All NBA team personnel who will be near players and referees must be fully vaccinated against the coronavirus this season, the league told its clubs in a memo on Friday.

The news was first reported by Shams Charania of The Athletic and details of the memo were also confirmed by ESPN.

This includes the coaching staff, medical and performance staff, equipment personnel, members of the front office, player development staff, team and arena security, club media relations staff along with people working the scorer’s table and attendants.

The NBA has set an Oct. 1 deadline for team personnel to be fully vaccinated and left open the possibility that it could require a booster shot at a later date.

The NBA said exemptions will be made in the cases of unionized workers who cannot be forced to be vaccinated, and for those with religious or documented medical reasons.

Those not fully vaccinated, the NBA said, “will be prohibited from having in-person interaction with, or being within 15 feet of, any player or referee.” They would also not be permitted to travel with teams and would have to wear face masks at all times inside team facilities.

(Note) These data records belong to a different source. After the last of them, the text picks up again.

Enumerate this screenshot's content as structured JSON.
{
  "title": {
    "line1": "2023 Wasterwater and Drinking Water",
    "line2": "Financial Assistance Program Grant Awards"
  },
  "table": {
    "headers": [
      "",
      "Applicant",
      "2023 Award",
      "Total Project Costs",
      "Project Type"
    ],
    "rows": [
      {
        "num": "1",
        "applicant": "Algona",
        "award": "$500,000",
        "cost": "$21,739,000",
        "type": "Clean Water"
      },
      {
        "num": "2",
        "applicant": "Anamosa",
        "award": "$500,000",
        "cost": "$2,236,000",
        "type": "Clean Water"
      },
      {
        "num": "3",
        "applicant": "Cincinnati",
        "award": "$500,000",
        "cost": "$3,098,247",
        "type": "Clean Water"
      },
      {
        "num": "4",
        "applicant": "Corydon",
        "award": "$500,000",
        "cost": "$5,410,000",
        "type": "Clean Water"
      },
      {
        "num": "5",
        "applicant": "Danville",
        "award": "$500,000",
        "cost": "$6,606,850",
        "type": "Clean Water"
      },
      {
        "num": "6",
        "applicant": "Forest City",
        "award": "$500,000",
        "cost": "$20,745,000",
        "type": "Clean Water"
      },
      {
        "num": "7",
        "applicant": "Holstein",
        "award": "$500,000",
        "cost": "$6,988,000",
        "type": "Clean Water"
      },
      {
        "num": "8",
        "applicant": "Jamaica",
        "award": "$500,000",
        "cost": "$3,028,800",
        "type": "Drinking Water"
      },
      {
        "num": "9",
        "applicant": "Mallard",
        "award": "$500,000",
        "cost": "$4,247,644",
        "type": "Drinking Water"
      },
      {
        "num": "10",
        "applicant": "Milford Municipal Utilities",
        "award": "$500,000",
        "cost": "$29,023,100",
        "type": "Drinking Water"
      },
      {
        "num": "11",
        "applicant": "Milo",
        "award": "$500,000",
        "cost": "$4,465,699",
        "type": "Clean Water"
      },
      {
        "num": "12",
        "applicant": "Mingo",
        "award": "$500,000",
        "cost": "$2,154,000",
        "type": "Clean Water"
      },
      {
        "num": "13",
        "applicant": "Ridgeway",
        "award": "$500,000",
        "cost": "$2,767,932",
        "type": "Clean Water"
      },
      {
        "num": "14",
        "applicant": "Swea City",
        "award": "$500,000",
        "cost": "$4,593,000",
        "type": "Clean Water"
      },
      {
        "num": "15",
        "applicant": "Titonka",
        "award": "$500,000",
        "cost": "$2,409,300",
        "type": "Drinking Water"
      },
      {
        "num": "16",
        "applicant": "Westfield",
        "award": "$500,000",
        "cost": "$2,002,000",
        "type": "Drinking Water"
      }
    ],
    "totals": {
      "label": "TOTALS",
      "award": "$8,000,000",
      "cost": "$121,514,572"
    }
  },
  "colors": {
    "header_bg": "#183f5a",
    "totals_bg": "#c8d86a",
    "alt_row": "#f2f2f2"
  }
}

Training camp for the 2021-22 season is scheduled for September 28 while the season is set to tip off on October 19.

The NBA is believed to be the first major league to require such widespread vaccination.

Back on Aug. 20, the Miami Heat announced that all employees must be in the process of becoming fully vaccinated against COVID-19 by Sept. 1. The only exemption would be granted to those awaiting a second dose of a two-shot vaccine or those with “a qualifying medical condition or a sincerely held religious belief,” the team said.